Dhoni's mettle as skipper will be tested

Posted In : Sports
(added 30 Aug 2011)

A summer of discontent in England may have paved the way for belated smiles within the Indian camp after recent victories over Sussex and Kent but M.S. Dhoni has a tougher challenge ahead. A debilitating 0-4 loss in the Tests will not be glossed over even if India puts it past England in the lone Twenty20 and five-match ODI series which will commence on Wednesday; yet, victory would offer hope and glimpses into the structure of an evolving squad.

Dhoni's mettle as skipper will be tested

The journey from ecstasy to agony has been quick for the team, which ruled the world on April 2 but struggled in the longer version against England. The capitulation was rapid and to think of it, the Test squad still has the services of Sachin Tendulkar, Rahul Dravid and V.V.S. Laxman! Who after them? The question — who after them? — must be haunting Dhoni. Tendulkar and Dravid are part of the mix for the ODIs. The veterans will add stability to a batting unit that will miss Virender Sehwag while Gautam Gambhir, who suffered a head injury in the fourth and final Test, remains a doubtful starter.

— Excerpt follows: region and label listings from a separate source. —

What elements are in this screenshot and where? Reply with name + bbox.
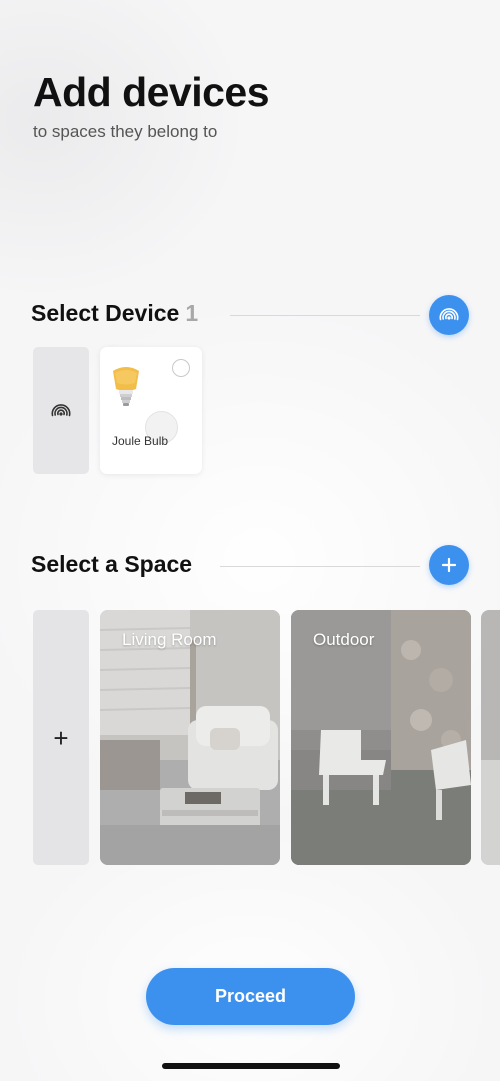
space-image-partial	[481, 610, 500, 865]
page-title: Add devices	[33, 69, 270, 115]
space-card-partial[interactable]	[481, 610, 500, 865]
background	[0, 0, 500, 1081]
proceed-button[interactable]: Proceed	[146, 968, 355, 1025]
select-space-title: Select a Space	[31, 551, 193, 577]
select-device-title: Select Device	[31, 300, 180, 326]
space-section-divider	[220, 566, 420, 567]
space-card-outdoor[interactable]: Outdoor	[291, 610, 471, 865]
device-name: Joule Bulb	[112, 434, 169, 448]
device-select-radio[interactable]	[172, 359, 190, 377]
wireless-scan-icon	[439, 308, 459, 321]
home-indicator	[162, 1063, 340, 1069]
space-card-living-room[interactable]: Living Room	[100, 610, 280, 865]
wireless-scan-icon	[51, 403, 71, 416]
device-count: 1	[185, 300, 199, 326]
scan-tile[interactable]	[33, 347, 89, 474]
add-space-button[interactable]	[429, 545, 469, 585]
scan-devices-button[interactable]	[429, 295, 469, 335]
plus-icon	[441, 557, 457, 573]
device-card-joule-bulb[interactable]: Joule Bulb	[100, 347, 202, 474]
space-label: Living Room	[122, 630, 217, 649]
add-space-tile[interactable]: +	[33, 610, 89, 865]
device-section-divider	[230, 315, 420, 316]
page-subtitle: to spaces they belong to	[33, 122, 218, 141]
plus-icon: +	[53, 722, 69, 753]
light-bulb-icon	[113, 367, 139, 406]
space-label: Outdoor	[313, 630, 375, 649]
select-device-heading: Select Device 1	[31, 300, 198, 327]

Dhoni, has been labelled ‘captain cool' for his phlegmatic approach and a face that perhaps masks simmering emotions but in the coming months, his mettle as skipper will be tested while he shepherds a team coping with injury-enforced withdrawals and the whispers about the twilight zone that Tendulkar, Dravid and Laxman inhabit. “All the vehicles have been serviced,” he had said a few months ago when asked about his players. The explanation may be simplistic but Dhoni has revelled in an earthy style of leadership. Squatting on the floor with the younger bunch in a semi-circle around him while he held forth was one of his earlier vignettes. Not for him the intellectual vigour of a Michael Brearley or former Australian coach John Buchanan's references to ancient books like Sun Tzu's Art of War.

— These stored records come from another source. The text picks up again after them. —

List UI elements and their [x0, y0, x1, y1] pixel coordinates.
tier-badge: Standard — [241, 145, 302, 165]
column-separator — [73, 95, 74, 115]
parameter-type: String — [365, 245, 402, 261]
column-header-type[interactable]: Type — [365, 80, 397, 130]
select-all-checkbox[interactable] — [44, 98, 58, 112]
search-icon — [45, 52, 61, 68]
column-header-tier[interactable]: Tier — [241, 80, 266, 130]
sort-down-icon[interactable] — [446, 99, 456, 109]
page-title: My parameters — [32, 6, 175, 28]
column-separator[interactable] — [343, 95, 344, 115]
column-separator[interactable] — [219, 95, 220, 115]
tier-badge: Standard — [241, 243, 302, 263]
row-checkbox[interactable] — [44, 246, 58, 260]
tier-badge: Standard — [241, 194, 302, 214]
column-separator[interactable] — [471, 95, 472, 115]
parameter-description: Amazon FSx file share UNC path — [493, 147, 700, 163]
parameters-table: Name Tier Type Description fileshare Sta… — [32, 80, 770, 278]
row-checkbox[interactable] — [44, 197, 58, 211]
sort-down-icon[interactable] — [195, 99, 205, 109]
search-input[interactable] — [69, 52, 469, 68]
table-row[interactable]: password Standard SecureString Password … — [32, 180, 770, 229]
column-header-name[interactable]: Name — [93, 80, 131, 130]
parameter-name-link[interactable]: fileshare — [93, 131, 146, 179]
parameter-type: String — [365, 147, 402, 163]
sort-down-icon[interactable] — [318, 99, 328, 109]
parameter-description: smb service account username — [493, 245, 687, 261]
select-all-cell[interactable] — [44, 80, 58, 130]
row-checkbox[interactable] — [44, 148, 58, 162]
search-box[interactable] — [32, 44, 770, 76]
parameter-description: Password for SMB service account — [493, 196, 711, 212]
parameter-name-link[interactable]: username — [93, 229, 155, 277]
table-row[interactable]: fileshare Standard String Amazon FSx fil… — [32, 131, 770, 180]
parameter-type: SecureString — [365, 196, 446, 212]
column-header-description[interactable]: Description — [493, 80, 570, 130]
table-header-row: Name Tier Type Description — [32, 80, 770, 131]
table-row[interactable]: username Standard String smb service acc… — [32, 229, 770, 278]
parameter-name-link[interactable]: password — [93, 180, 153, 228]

His decisions may have defied convention but they worked out well, be it throwing the ball to Joginder Sharma for the last over against Pakistan in the 2007 ICC Twenty20 final or promoting himself over an in-form Yuvraj Singh in the World Cup summit clash in Mumbai. That lucky streak somehow has waned and the inexplicable decision to recall R.P. Singh showed that some instinctive decisions might have their roots in nostalgia and not in merit. The talk about India's younger crop struggling against the short ball will do the rounds as Suresh Raina, Virat Kohli and Rohit Sharma get set for their stints in coloured clothing and that along with a tepid bowling attack, will stretch Dhoni's worry-lines.

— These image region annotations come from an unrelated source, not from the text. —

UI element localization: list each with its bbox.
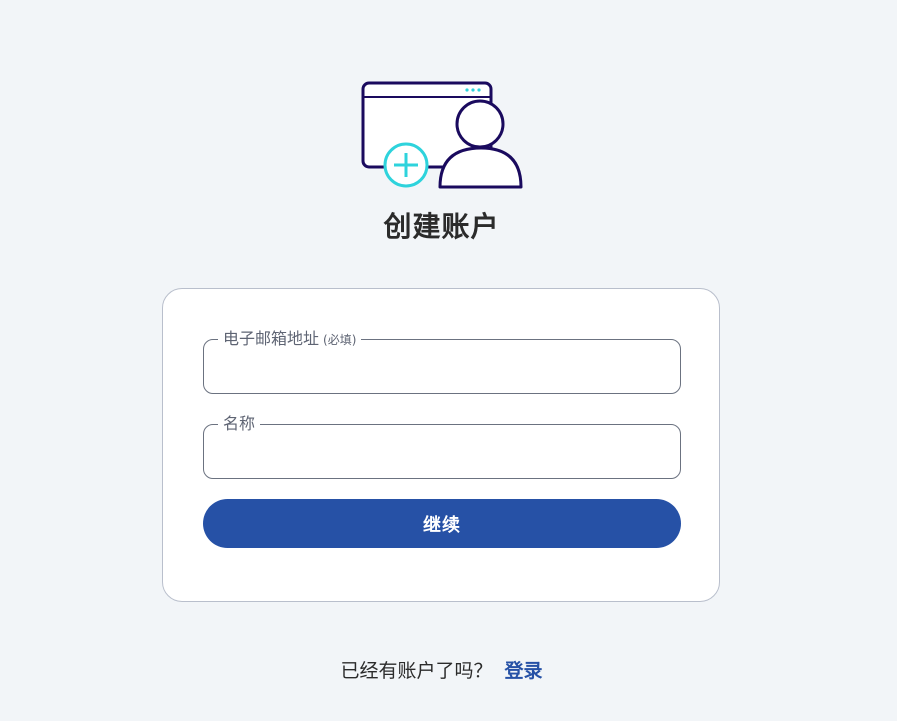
name-input[interactable] xyxy=(218,441,666,467)
page-title: 创建账户 xyxy=(383,210,500,243)
email-input[interactable] xyxy=(218,356,666,382)
signup-page: 创建账户 电子邮箱地址 (必填) 名称 继续 已经有账户了吗？ 登录 xyxy=(0,0,897,721)
login-prompt: 已经有账户了吗？ 登录 xyxy=(0,656,883,683)
name-field[interactable]: 名称 xyxy=(203,413,681,479)
name-field-label: 名称 xyxy=(218,413,261,435)
email-field[interactable]: 电子邮箱地址 (必填) xyxy=(203,328,681,394)
email-label-text: 电子邮箱地址 xyxy=(223,329,320,348)
name-label-text: 名称 xyxy=(223,414,256,433)
required-hint: (必填) xyxy=(323,333,357,347)
continue-button[interactable]: 继续 xyxy=(203,499,681,548)
add-user-illustration-icon xyxy=(361,81,523,189)
login-link[interactable]: 登录 xyxy=(505,660,543,682)
signup-form-card: 电子邮箱地址 (必填) 名称 继续 xyxy=(162,288,720,602)
email-field-label: 电子邮箱地址 (必填) xyxy=(218,328,362,351)
login-prompt-text: 已经有账户了吗？ xyxy=(340,660,493,682)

“Let them bowl the bouncer and we will show them how to play,” Raina had said a few years ago while clad in denims, sitting on a high stool in a Bangalore restaurant. The ground reality has been different. Mixed results as player Purely as a player, the Indian captain has had mixed results. He scored 220 runs in the Tests against England, behind Tendulkar (273) and Dravid (461) while as a wicketkeeper he was a picture of discomfort despite taking 13 catches.

“I think he has sour hands but he normally catches the ball aggressively. I have seen him giving (the ball) a lot (to the slip fielders immediately after collecting) and he doesn't normally do that. England is one of the toughest places to keep wickets,” said former England wicketkeeper Paul Nixon. Leaders of teams in transition, adopt varied methods. Allan Border, who inherited a weak Australian squad following a weeping Kim Hughes' resignation from captaincy, opted for players with steel like Steve Waugh in the 1980s and also enforced a stay-aloof-from-rivals policy. It remains to be seen how Dhoni will steer the team in the coming days.

A skipper's equation with the media too comes under some strain when the results fail to match expectations. It may be recalled that after being named England captain, Nasser Hussain told his father Jawad Hussain: “Dad stop reading the papers.” Conflicting versions Dhoni does keep his distance. On Sunday at the Grace Road Ground here, there were conflicting versions around the lack of access to Indian scribes.

Security staff said that the team did not want the media while manager Shivlal Yadav mentioned that it was the police that barred the press. Dhoni the leader will come under focus and if his men can forget their dismal outing in the Tests and put up an improved show in the ODIs, at least some pride could be salvaged before the team leaves England.